Pemilik Hati Allah

Melakukan pekerjaan yang tidak disukai memang menyebalkan. Alasannya tidak selalu karena pekerjaannya yang berat, tapi karena perasaan saat melakukan pekerjaan tesebut. Ini yang Yunus rasakan ketika harus memberitakan seruan pertobatan kepada penduduk Niniwe. Bukan tanpa sebab Yunus tidak mau melakukannya, ia membenci orang Niniwe. Mereka adalah bangsa yang terkenal sangat kejam dan pernah memperlakukan bangsa Israel dengan buruk. Ketika seruan pertobatan diresponi positif oleh orang Niniwe, hal itu sangat mengesalkan hati Yunus, ia menjadi marah. Ia tidak senang jika orang Niniwe berbalik dari keberdosaannya dan diselamatkan Allah, bahkan Alkitab berkata setelah Yunus melakukan tugasnya, tinggallah ia di sebelah timur Niniwe menantikan apa yang akan terjadi atas kota itu.

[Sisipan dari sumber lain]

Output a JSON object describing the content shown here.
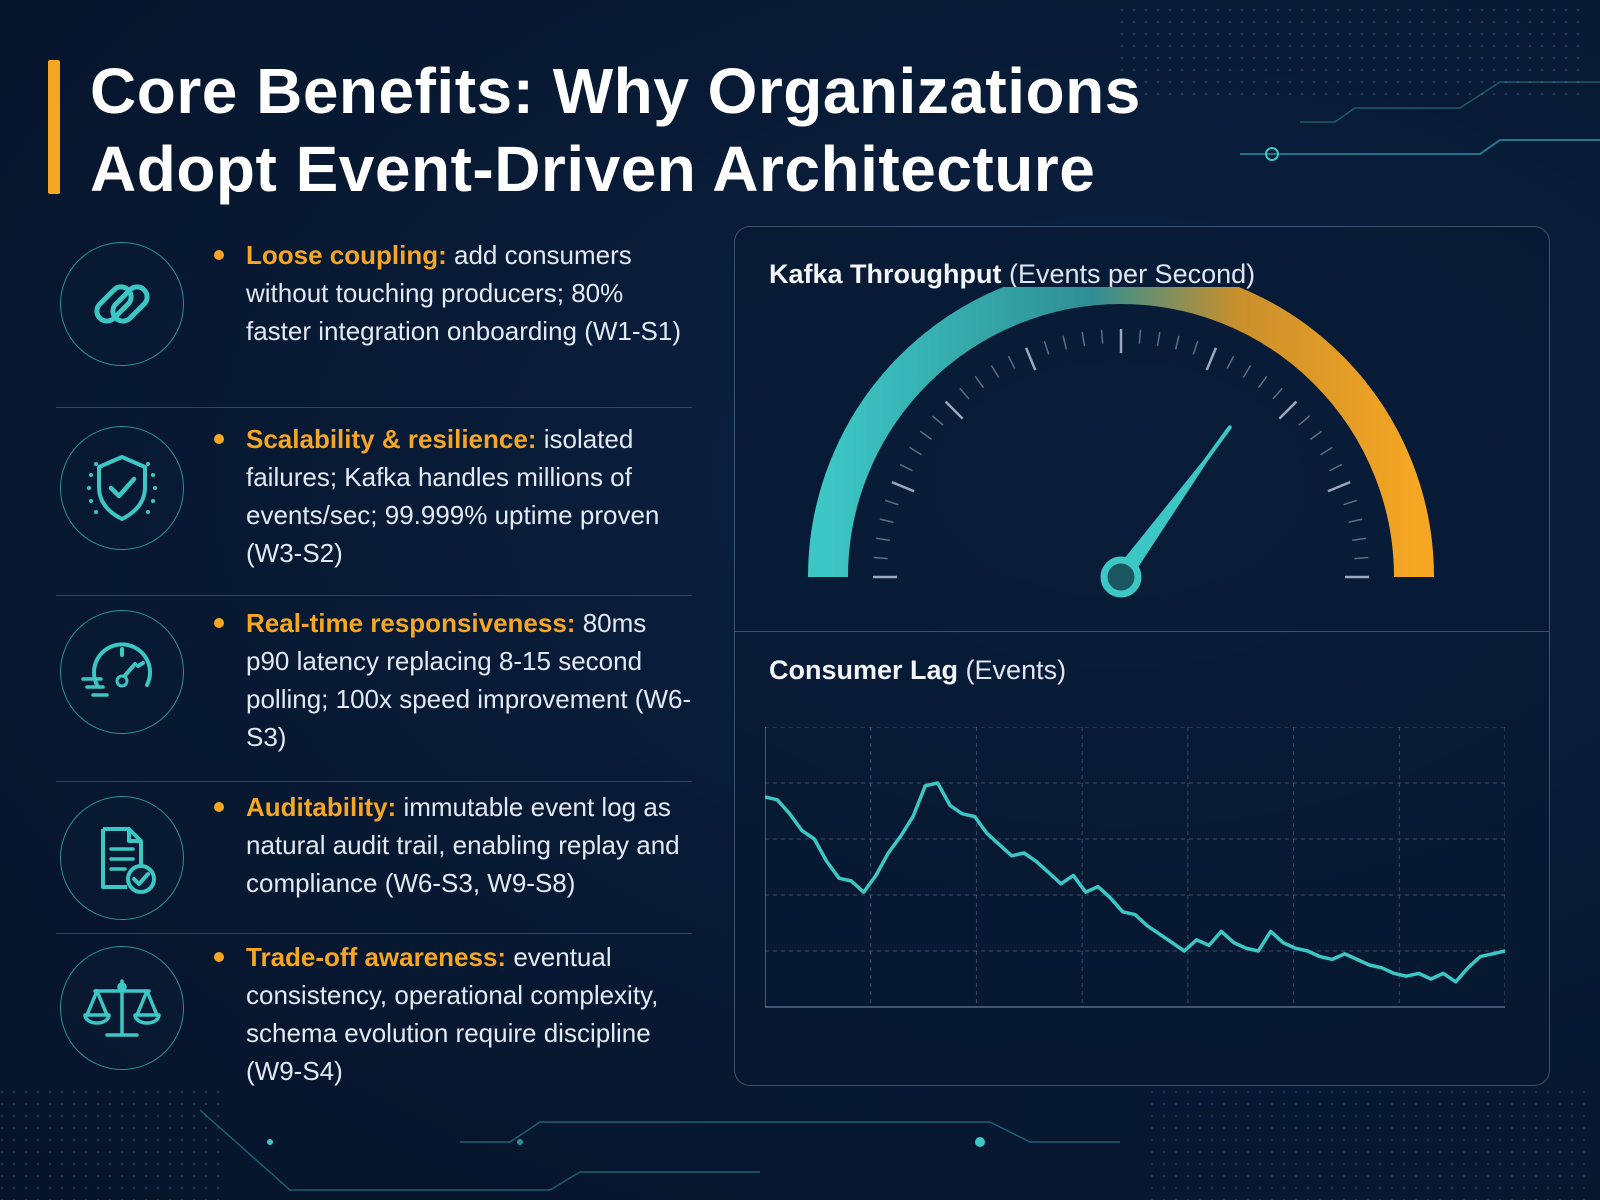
{
  "title": {
    "line1": "Core Benefits: Why Organizations",
    "line2": "Adopt Event-Driven Architecture"
  },
  "benefits": [
    {
      "icon": "link-icon",
      "label": "Loose coupling:",
      "text": "add consumers without touching producers; 80% faster integration onboarding (W1-S1)"
    },
    {
      "icon": "shield-check-icon",
      "label": "Scalability & resilience:",
      "text": "isolated failures; Kafka handles millions of events/sec; 99.999% uptime proven (W3-S2)"
    },
    {
      "icon": "speedometer-icon",
      "label": "Real-time responsiveness:",
      "text": "80ms p90 latency replacing 8-15 second polling; 100x speed improvement (W6-S3)"
    },
    {
      "icon": "document-check-icon",
      "label": "Auditability:",
      "text": "immutable event log as natural audit trail, enabling replay and compliance (W6-S3, W9-S8)"
    },
    {
      "icon": "scales-icon",
      "label": "Trade-off awareness:",
      "text": "eventual consistency, operational complexity, schema evolution require discipline (W9-S4)"
    }
  ],
  "colors": {
    "accent": "#f5a623",
    "teal": "#3cc6c4",
    "background": "#081a35"
  },
  "gauge": {
    "title_bold": "Kafka Throughput",
    "title_unit": "(Events per Second)",
    "level_fraction": 0.7
  },
  "lag": {
    "title_bold": "Consumer Lag",
    "title_unit": "(Events)"
  },
  "chart_data": {
    "type": "line",
    "title": "Consumer Lag (Events)",
    "xlabel": "",
    "ylabel": "",
    "grid": true,
    "ylim": [
      0,
      5
    ],
    "x": [
      0,
      1,
      2,
      3,
      4,
      5,
      6,
      7,
      8,
      9,
      10,
      11,
      12,
      13,
      14,
      15,
      16,
      17,
      18,
      19,
      20,
      21,
      22,
      23,
      24,
      25,
      26,
      27,
      28,
      29,
      30,
      31,
      32,
      33,
      34,
      35,
      36,
      37,
      38,
      39,
      40,
      41,
      42,
      43,
      44,
      45,
      46,
      47,
      48,
      49,
      50,
      51,
      52,
      53,
      54,
      55,
      56,
      57,
      58,
      59,
      60
    ],
    "series": [
      {
        "values": [
          3.75,
          3.7,
          3.45,
          3.15,
          3.0,
          2.6,
          2.3,
          2.25,
          2.05,
          2.35,
          2.75,
          3.05,
          3.4,
          3.95,
          4.0,
          3.6,
          3.45,
          3.4,
          3.1,
          2.9,
          2.7,
          2.75,
          2.6,
          2.4,
          2.2,
          2.35,
          2.05,
          2.15,
          1.95,
          1.7,
          1.65,
          1.45,
          1.3,
          1.15,
          1.0,
          1.2,
          1.1,
          1.35,
          1.15,
          1.05,
          1.0,
          1.35,
          1.15,
          1.05,
          1.0,
          0.9,
          0.85,
          0.95,
          0.85,
          0.75,
          0.7,
          0.6,
          0.55,
          0.6,
          0.5,
          0.6,
          0.45,
          0.7,
          0.9,
          0.95,
          1.0
        ]
      }
    ]
  }
}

Mari sejenak bayangkan jika kita berada pada posisi Yunus. Membiarkan orang berdosa binasa sepertinya lebih mudah daripada harus susah payah menyelamatkannya. Ini karena Yunus sulit mengasihi bangsa yang dibencinya, sedangkan Allah adalah Sang Pengasih. Mengasihi seharusnya menjadi hal yang natural mengalir dari dasar hati kita sebagai anak-anak-Nya. Jadi ketika hati kita sulit mengasihi, sedangkan ada paksaan untuk mengasihi, disitulah letak pergumulannya. Yesus mengetahui hal itu, maka Ia berkata, ?Apabila kamu mengasihi orang yang mengasihi kamu, apakah upahmu? Bukankah pemungut cukai juga berbuat demikian??. Mengasihi orang yang mengasihi kita bukanlah perilaku yang istimewa. Mengasihi orang baik itu biasa, membenci orang jahat dianggap normal. Justru melalui kisah Yunus, Tuhan ingin mengajarkan kita untuk berjuang keras mengatasi perasaan benci, rasa tidak suka, rasa muak, rasa sebal kepada siapapun agar kasih memiliki ruang untuk bekerja. Milikillah hati seperti Allah yang mau mengasihi tanpa syarat walaupun kepada ?orang-orang Niniwe? yang berbuat jahat dalam kebodohannya.